Day 1 is mostly filled with nervousness and awkward moments as the students try to begin forming their stories. More important than shooting on the first day is the necessity for each photographer to begin establishing a strong bond with their subjects. If that connection is not made, it will not going to get any easier to make pictures during the course of the week.
by Britney McIntosh
What is the most important and imperative skill a photojournalist can possess? Creativity perhaps and obviously the ability to use a camera; or maybe its persistence or just flat out being charming. Some might argue for the importance of understanding light and the necessity of thoughtful framing.
After two days at Truth With a Camera in Zenica, Bosnia, and only about two hours of shooting time (total) with my NGO, I’ve learned that perhaps without patience and ingenuity none of those other skills would matter. That without the ability to drop your camera (or just put it down gently…) and exercise your plain old journalism reporting skills, then it doesn’t matter how amazing your tilt-shifted–rule-of- thirds–multicolored-over-saturated-5D–Mark- II-shot is: it means nothing.
The NGO I received, well asked for actually, is Pazi Mine, an organization focused on removing landmines from post- war Bosnia. A few people called me stupid, sure, for voluntarily going into a mine field, but I was really pumped about it. That is, until after my three hour journey to get there I realized they weren’t going to let me go up into the mine field with the workers, which left me stuck on a 8×8 foot plot of grass outside the woods sitting in a Land Cruiser with two chain smokers for 8 hours. Naturally I wasn’t going to make a 6 hour round trip to subject myself to such misery again so today, day two, I intended to head to a mass grave excavation. Small catch, the mass grave I was supposed to go to fell through also, again leaving me stuck all day waiting – this time in a classroom eating cornflakes and surfing the Internet.
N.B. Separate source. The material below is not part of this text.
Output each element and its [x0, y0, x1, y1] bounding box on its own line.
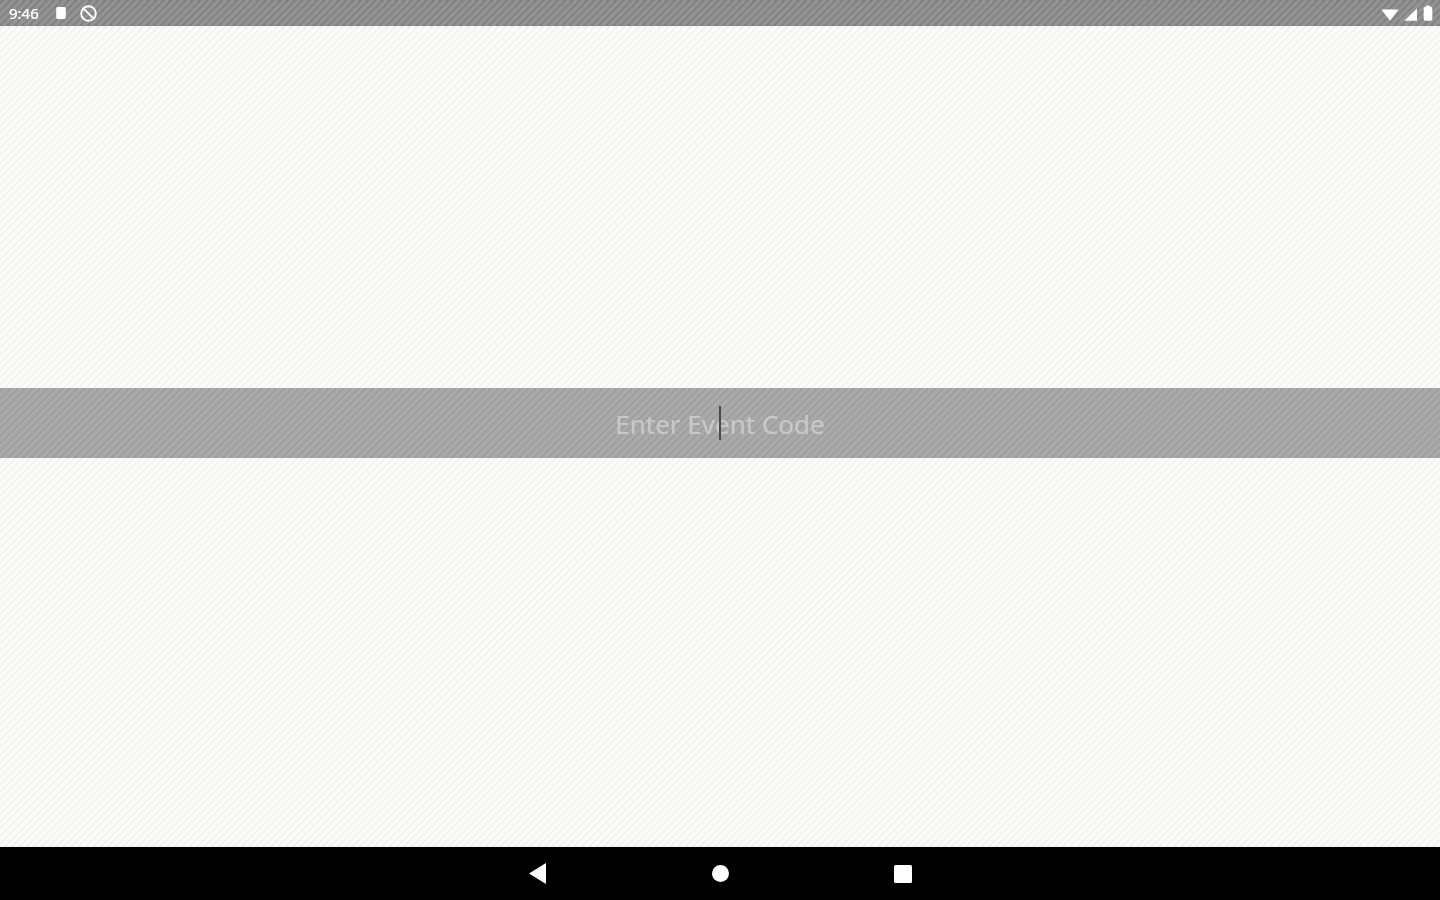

Now that sounds really awful. But honestly it has probably been the best learning experience so far of any workshop I’ve attended – and I’ve been to a lot. I’ve had to be patient, learn to lay groundwork, and after reading and reading about the aftermath of the Bosnian War, looking through the photos I already have, and bouncing ideas off the poor workshop coaches who are desperate for me to stop bugging them and go shoot- I’ve managed to come up with a plan for a photo essay, that if done right, could turn out to be the best piece I’ve ever shot.
So day two is almost over… in the culmination of the 12ish hours I’ve waited for things to happen I have: ridden a horse, learned to understand Bosnian, chased a herd of cows down a street and seen the tops of the Balkan mountains. Pretty much everything except shoot pictures.
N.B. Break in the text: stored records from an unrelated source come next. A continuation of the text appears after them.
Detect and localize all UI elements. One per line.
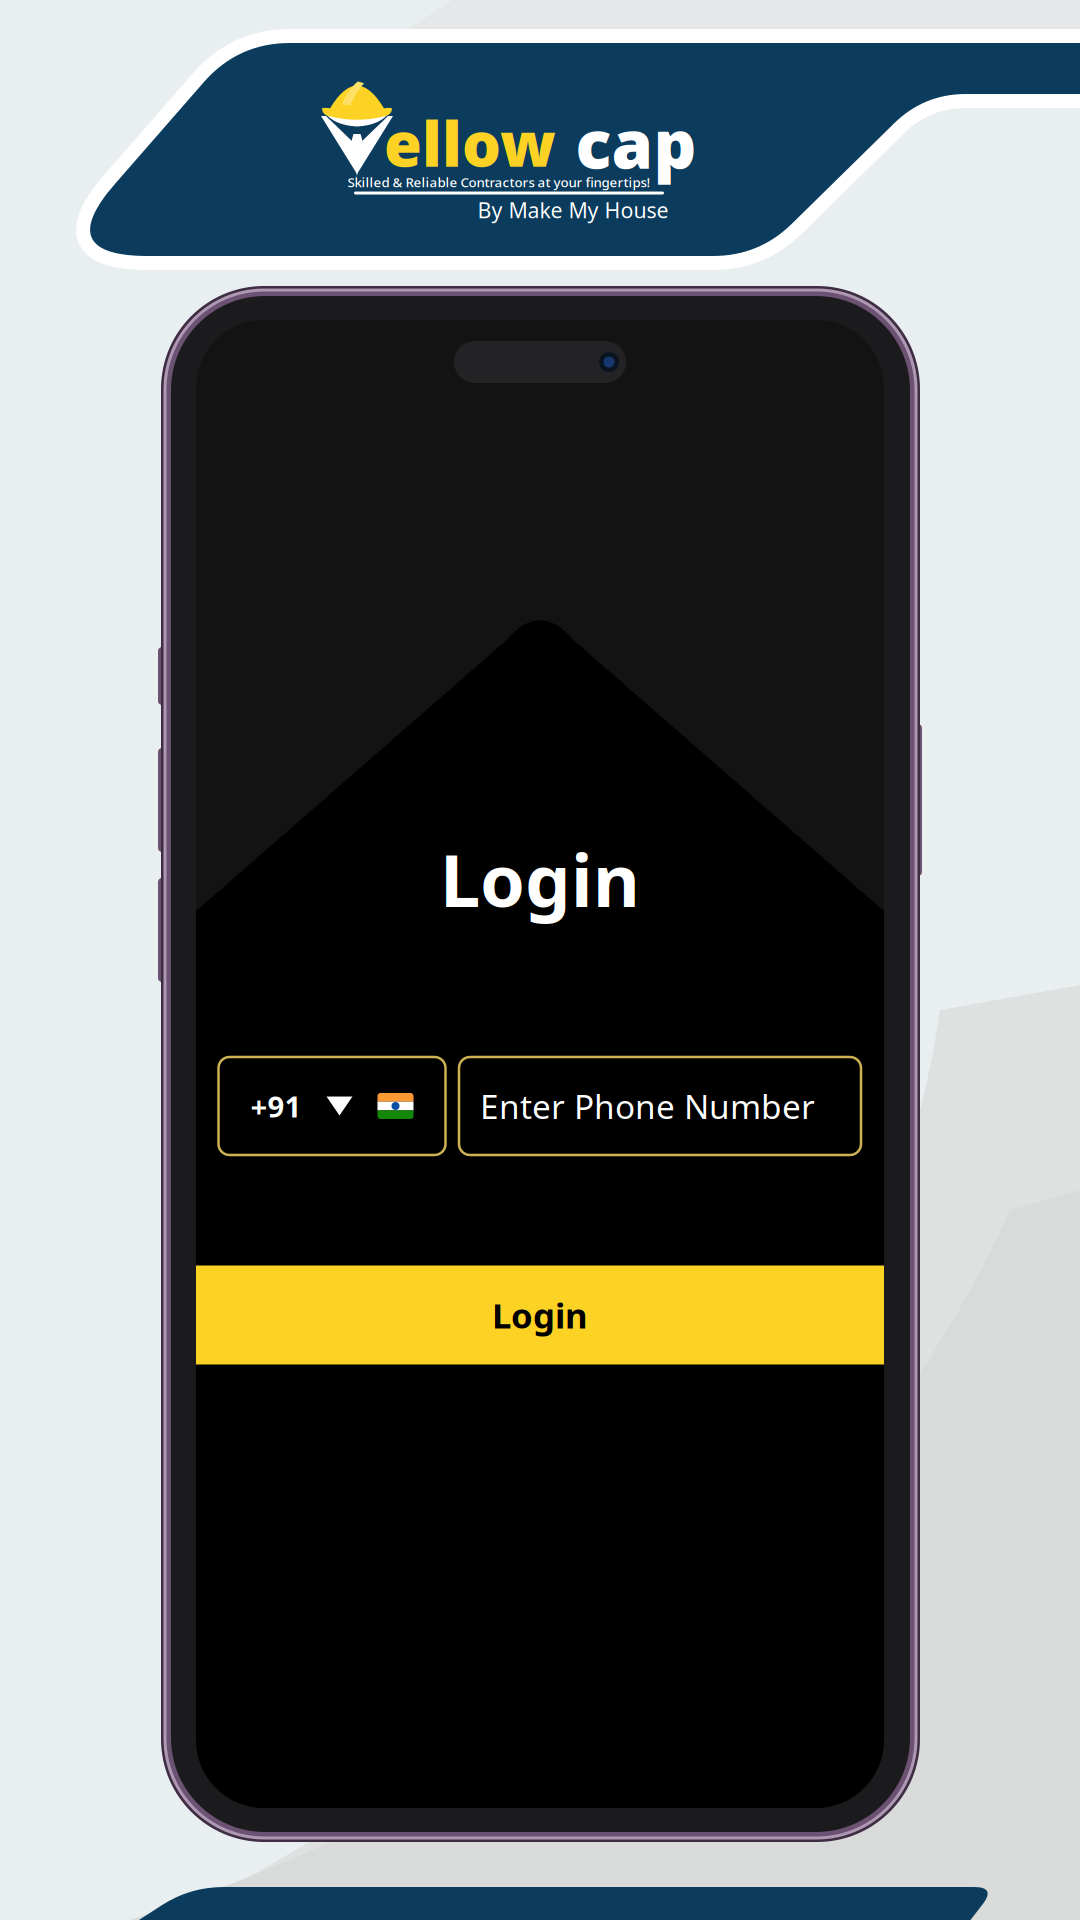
staticText: Skilled & Reliable Contractors at your f… [348, 173, 650, 191]
staticText: Login [440, 831, 640, 927]
staticText: cap [576, 99, 696, 187]
button[interactable]: +91 [218, 1057, 446, 1155]
staticText: ellow [384, 102, 556, 184]
staticText: By Make My House [478, 196, 668, 224]
button[interactable]: Login [196, 1266, 884, 1364]
button[interactable]: Enter Phone Number [459, 1057, 861, 1155]
staticText: Enter Phone Number [480, 1084, 815, 1128]
staticText: +91 [250, 1086, 302, 1126]
staticText: Login [492, 1292, 588, 1338]
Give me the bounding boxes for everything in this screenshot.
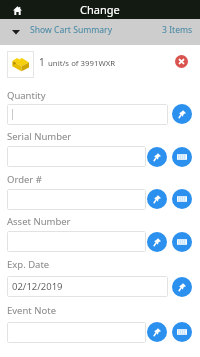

And I finally stopped pouting and realized that great journalists aren’t made by being handed things, they are made great by learning to fight, by learning to research, and by learning not to give up on a story just because you don’t speak a language or because it doesn’t turn out to be what you thought it would be. Great journalists are defined by their ability to report, to get access, not by how well they can manipulate a metal box and push a button.
So maybe I haven’t shot very many photos… but here in Bosnia, I’m learning from some of the best in the business exactly what it takes to be a great journalist. Sometimes it just takes a little waiting.
- This is Britney McIntosh’s second Truth With a Camera workshop. She previously attended the 2010 workshop in Quito Ecuador.